Seil Jang1,16, Daeyoung Oh2,3,16, Yeunkum Lee4,16, Eric Hosy5,6,16, Hyewon Shin2, Christoph van Riesen7, Daniel Whitcomb8,9, Julia M Warburton8, Jihoon Jo8,10, Doyoun Kim4, Sun Gyun Kim4, Seung Min Um1, Seok-kyu Kwon1, Myoung-Hwan Kim11,12, Junyeop Daniel Roh4, Jooyeon Woo1, Heejung Jun13, Dongmin Lee14, Won Mah15, Hyun Kim14, Bong-Kiun Kaang13, Kwangwook Cho8,9, Jeong-Seop Rhee7,*, Daniel Choquet5,6,* & Eunjoon Kim1,4,*
1Department of Biological Sciences, Korea Advanced Institute of Science and Technology (KAIST), Daejeon, Korea. 2Department of Biomedical Sciences, KAIST, Daejeon, Korea. 3Department of Psychiatry, CHA Bundang Medical Center, CHA University, Seoul, Korea. 4Center for Synaptic Brain Dysfunctions, Institute for Basic Science (IBS), Daejeon, Korea. 5University of Bordeaux, Interdisciplinary Institute for Neuroscience, Bordeaux, France. 6CNRS UMR 5297, Bordeaux, France. 7Department of Molecular Neurobiology, Max Planck Institute of Experimental Medicine, Gottingen, Germany. 8School of Clinical Sciences, Faculty of Medicine and Dentistry, University of Bristol, Bristol, UK. 9Centre for Synaptic Plasticity, University of Bristol, Bristol, UK. 10Department of Biomedical Sciences, Chonnam National University Medical School, Gwangju, South Korea. 11Department of Physiology, Seoul National University College of Medicine, Seoul, Republic of Korea. 12Seoul National University Bundang Hospital, Seongnam, Gyeonggi, Republic of Korea. 13Biological Sciences, College of Natural Sciences, Seoul National University, Seoul, Korea. 14Department of Anatomy and Division of Brain Korea 21 Biomedical Science, College of Medicine, Korea University, Seoul, Korea. 15Department of Anatomy and Neurobiology, School of Dentistry, Kyungpook National University, Daegu, Korea. 16These authors contributed equally to this work.

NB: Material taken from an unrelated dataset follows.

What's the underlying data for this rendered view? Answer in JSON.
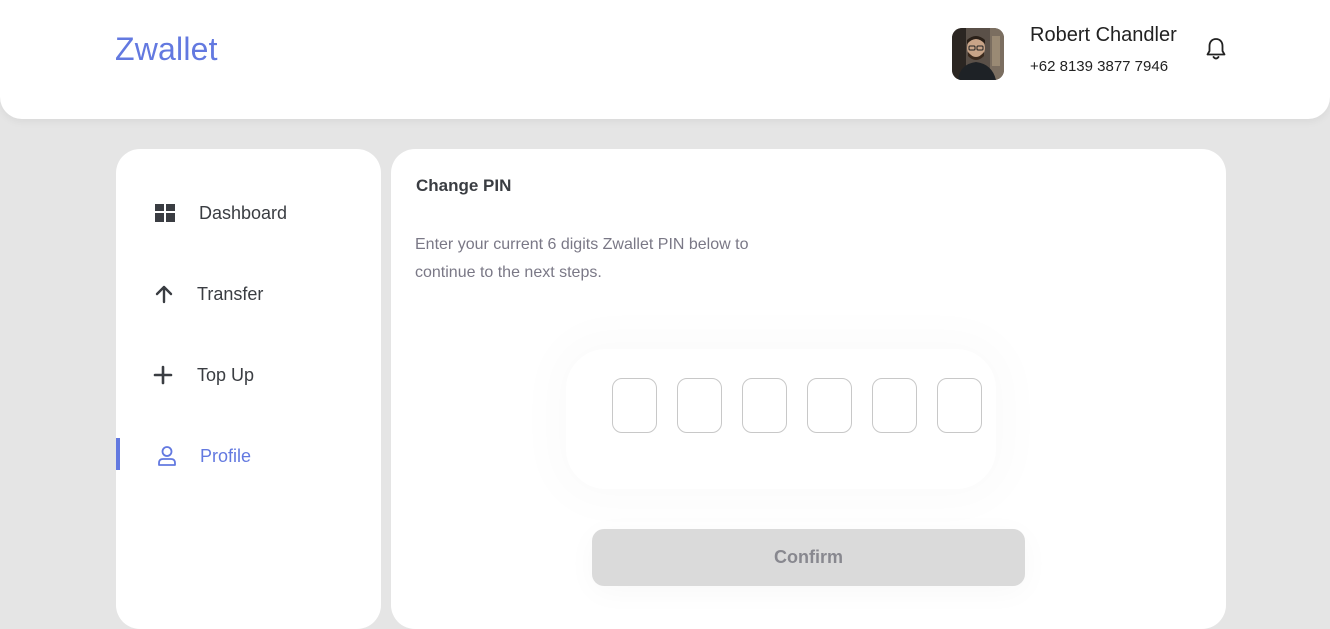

*Correspondence to : Eunjoon Kim or Daniel Choquet or Jeong-Seop Rhee
Abstract
Synaptic adhesion molecules regulate synapse development and plasticity through mechanisms that include trans-synaptic adhesion and recruitment of diverse synaptic proteins. We found that the immunoglobulin superfamily member 11 (IgSF11), a homophilic adhesion molecule that preferentially expressed in the brain, is a dual-binding partner of the postsynaptic scaffolding protein PSD-95 and AMPA glutamate receptors (AMPARs). IgSF11 required PSD-95 binding for its excitatory synaptic localization. In addition, IgSF11 stabilized synaptic AMPARs, as determined by IgSF11 knockdown-induced suppression of AMPAR-mediated synaptic transmission and increased surface mobility of AMPARs, measured by high-throughput, single-molecule tracking. IgSF11 deletion in mice led to the suppression of AMPAR-mediated synaptic transmission in the dentate gyrus and long-term potentiation in the CA1 region of the hippocampus. IgSF11 did not regulate the functional characteristics of AMPARs, including desensitization, deactivation or recovery. These results suggest that IgSF11 regulates excitatory synaptic transmission and plasticity through its tripartite interactions with PSD-95 and AMPARs.